The other typical alternative is applied here: doing load-shedding straight away. If a substream computation is too costly in CPU time, wallclock time, disk IO or space, the data processing is simply aborted. This protects the Riak cluster from slowing down events storage - which after all, is its main and critical job.

That leaves the substream consumers downstream with missing data. Substreams creation is not guaranteed anymore. However, we used a trick to mitigate the issue. We implemented a dedicated feature in the common consumer library code; when a substream is unavailable, the full stream is fetched instead, and the data transformation is performed on the client side.

It effectively pushes the overloading issue down to the consumer, who can react appropriately, depending on the guarantees they have to fulfill, and their properties.

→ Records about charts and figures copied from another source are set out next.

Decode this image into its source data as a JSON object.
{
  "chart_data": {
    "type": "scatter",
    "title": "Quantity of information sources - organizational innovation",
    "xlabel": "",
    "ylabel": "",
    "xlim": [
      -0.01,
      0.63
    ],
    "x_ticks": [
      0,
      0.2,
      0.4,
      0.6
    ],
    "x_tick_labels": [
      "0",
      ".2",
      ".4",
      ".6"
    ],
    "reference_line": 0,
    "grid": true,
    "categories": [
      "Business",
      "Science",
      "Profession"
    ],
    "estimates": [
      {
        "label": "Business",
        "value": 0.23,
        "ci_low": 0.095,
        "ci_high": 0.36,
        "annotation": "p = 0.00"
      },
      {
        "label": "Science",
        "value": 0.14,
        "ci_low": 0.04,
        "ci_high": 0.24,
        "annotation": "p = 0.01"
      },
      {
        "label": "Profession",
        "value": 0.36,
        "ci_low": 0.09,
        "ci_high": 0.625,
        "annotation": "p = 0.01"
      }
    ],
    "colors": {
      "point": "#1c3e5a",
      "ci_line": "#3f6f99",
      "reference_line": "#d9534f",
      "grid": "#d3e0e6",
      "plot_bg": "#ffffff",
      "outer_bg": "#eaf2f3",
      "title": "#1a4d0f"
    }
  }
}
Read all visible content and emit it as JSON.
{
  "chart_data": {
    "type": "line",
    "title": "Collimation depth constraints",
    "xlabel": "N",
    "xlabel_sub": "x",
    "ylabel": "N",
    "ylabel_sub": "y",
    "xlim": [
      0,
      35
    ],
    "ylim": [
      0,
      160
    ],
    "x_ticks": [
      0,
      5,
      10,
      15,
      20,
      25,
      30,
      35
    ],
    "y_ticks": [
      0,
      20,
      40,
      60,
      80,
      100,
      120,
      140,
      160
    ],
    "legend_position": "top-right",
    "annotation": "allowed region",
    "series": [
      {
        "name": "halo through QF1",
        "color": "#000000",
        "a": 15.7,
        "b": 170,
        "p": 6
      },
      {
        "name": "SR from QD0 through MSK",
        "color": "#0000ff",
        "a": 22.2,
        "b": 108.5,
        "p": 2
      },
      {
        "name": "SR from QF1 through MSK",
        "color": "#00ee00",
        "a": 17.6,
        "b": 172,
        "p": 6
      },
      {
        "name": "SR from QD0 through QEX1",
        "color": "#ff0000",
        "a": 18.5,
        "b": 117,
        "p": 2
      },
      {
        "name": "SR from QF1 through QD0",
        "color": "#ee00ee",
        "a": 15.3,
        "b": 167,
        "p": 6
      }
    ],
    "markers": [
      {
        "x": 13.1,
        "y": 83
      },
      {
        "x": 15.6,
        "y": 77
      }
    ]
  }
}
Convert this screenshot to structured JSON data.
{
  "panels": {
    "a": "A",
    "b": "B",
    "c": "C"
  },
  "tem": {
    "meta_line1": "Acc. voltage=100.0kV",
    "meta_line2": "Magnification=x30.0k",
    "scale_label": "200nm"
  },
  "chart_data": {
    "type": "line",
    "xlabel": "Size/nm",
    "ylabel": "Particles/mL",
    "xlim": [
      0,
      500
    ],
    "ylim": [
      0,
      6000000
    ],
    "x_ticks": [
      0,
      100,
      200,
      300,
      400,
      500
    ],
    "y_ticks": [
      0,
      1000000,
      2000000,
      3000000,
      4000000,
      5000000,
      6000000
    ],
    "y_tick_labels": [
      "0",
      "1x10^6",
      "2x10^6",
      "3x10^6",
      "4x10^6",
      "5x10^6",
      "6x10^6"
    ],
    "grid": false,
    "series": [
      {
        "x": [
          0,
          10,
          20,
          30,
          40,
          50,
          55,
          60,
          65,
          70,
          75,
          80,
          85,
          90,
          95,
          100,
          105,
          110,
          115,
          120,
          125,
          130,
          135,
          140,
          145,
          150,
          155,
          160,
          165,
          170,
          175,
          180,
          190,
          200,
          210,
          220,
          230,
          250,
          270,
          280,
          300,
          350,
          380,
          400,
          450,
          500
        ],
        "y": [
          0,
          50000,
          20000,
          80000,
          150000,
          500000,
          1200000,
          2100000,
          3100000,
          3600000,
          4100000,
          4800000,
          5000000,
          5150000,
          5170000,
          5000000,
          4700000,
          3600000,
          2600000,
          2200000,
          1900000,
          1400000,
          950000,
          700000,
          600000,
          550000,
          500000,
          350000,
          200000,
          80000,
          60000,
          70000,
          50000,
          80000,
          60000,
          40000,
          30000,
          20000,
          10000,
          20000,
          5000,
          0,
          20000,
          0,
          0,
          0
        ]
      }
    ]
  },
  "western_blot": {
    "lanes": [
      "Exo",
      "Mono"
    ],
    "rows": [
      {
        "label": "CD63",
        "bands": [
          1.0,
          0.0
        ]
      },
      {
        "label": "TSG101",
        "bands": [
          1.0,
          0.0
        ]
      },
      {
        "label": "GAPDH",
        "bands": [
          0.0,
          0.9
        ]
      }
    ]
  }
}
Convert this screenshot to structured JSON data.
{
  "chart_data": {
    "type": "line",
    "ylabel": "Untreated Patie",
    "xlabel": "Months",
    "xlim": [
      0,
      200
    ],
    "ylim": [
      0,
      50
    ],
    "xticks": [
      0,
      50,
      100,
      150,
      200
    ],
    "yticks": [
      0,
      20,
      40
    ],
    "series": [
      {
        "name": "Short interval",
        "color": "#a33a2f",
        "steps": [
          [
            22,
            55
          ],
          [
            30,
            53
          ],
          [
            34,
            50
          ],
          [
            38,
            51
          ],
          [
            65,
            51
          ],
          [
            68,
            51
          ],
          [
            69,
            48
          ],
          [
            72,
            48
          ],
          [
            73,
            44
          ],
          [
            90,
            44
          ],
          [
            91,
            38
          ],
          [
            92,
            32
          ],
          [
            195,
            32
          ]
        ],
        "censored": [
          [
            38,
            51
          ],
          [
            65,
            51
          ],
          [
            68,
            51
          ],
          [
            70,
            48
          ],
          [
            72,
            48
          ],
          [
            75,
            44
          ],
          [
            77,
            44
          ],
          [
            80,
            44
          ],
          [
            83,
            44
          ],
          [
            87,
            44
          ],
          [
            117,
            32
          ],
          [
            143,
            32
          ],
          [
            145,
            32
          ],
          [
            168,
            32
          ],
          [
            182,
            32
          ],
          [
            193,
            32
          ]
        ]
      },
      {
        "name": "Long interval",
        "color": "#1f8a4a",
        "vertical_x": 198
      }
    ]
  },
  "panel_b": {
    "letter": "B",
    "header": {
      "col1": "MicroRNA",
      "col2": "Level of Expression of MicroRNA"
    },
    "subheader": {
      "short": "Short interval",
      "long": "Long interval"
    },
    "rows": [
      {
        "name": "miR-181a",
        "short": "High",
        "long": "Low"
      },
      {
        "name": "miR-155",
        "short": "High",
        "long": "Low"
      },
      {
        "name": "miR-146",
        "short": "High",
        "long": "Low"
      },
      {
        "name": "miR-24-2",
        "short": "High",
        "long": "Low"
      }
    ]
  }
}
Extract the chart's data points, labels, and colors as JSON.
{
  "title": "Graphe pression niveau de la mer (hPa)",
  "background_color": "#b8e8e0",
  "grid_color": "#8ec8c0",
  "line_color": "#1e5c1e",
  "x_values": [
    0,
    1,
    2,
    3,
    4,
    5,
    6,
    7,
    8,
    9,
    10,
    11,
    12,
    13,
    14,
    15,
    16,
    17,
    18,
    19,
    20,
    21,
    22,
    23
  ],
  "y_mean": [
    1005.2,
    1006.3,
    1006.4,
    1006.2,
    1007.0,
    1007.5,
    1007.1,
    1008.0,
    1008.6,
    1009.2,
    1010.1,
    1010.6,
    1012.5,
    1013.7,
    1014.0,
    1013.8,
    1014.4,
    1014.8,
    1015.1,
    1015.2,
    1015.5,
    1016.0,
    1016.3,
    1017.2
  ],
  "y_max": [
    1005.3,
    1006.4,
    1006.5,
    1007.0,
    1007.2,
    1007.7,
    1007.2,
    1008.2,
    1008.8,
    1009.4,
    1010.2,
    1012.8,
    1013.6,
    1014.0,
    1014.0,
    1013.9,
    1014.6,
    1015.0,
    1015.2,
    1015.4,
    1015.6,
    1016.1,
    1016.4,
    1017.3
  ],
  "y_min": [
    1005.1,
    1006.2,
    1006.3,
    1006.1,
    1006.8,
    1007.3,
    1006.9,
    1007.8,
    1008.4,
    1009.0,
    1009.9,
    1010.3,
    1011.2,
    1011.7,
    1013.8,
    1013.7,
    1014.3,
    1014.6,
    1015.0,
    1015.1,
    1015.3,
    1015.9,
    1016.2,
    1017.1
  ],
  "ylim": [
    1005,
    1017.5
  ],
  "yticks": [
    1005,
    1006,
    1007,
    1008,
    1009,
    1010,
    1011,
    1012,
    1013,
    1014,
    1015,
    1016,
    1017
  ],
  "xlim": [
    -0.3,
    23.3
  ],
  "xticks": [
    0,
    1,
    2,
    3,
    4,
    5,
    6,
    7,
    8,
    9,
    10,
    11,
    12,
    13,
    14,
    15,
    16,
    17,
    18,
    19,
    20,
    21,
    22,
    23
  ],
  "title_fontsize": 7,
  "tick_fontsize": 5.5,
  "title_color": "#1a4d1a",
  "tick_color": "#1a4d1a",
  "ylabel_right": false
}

However, this multitude of ways of dealing with the absence of substreams, concentrated at the end of the pipeline, is a very safe yet flexible approach. In practice, it is not so rare that a substream result for one epoch is missing (one blob every couple of days), and such blips have no incidence on the consumers, allowing for a very conservative behaviour of the Riak cluster regarding substreams: “when in doubt, stop processing substreams”.

Conclusion

This data processing mechanism proved to be very reliable and well-suited for our needs. The implementation required surprisingly small amount of code, leveraging features of Riak that proved to be flexible and easy to use.

Notes

[1] It is not strictly true that our events are schema-less. They obey the structure that the producers found the most useful and natural. But they are so many producers which each of them sending events that have a different schema, so it’s almost equivalent to considering them schema-less. Our events can be seen as structured, yet with so many schemas that they can’t be traced. There is also complete technical freedom to change the structure of an event, if it’s seen as useful by a producer.

[2] After spending some time looking at and decoding Sereal blobs, the human eye easily recognizes common data structures like small HashMaps, small Arrays, small Integers and VarInts, and of course, Strings, since their content is untouched. That makes Sereal an almost human readable serialisation format, especially after a hexdump.

[3] This can be worked around by using secondary indexes (2i) if the backend is eleveldb or Riak Search, to create additional indexes on keys, thus enabling listing them in various ways.

[4] Some optimisation has been done, the main action was to implement a module to split a sereal blob without deserialising it, thus speeding up the process greatly. This module can be found here: Sereal::Splitter. Most of the time spent in splitting sereal blobs is now spent in decompressing it. The next optimization step would be to use compression that decrunches faster than the currently used gzip; for instance LZ4_HC.

[5] At that point, the attentive reader may jump in the air and proclaim “LevelDB and snappy compression!”. It is indeed possible to use LevelDB as Riak storage backend, which provides an option to use Snappy compression on the blocks of data stored. However, this compression algorithm is not good enough for our need (using gzip reduced the size by a factor of almost 2). Also, Leveldb (or at least the eleveldb implementation that is used in Riak) doesn’t provide automatic expiration which is critical to us, and had issues with reclaiming free space after key deletions, with versions below 2.x

[6] Using MapReduce on Riak is usually somewhat discouraged because most of the time it’s being used in a wrong way, for instance when performing bulk fetch or bulk insert or traversing a bucket. The MapReduce implementation in Riak is very powerful and efficient, but must be used properly. It works best when used on a small number of keys, even if the size of data processed is very large. The fewer keys the less bookkeeping and the better performance. In our case, there are only a couple of hundred keys for one second worth of data (but somewhat large values, around 400K), which is not a lot. Hence the great performance of MapReduce we’ve witnessed. YMMV.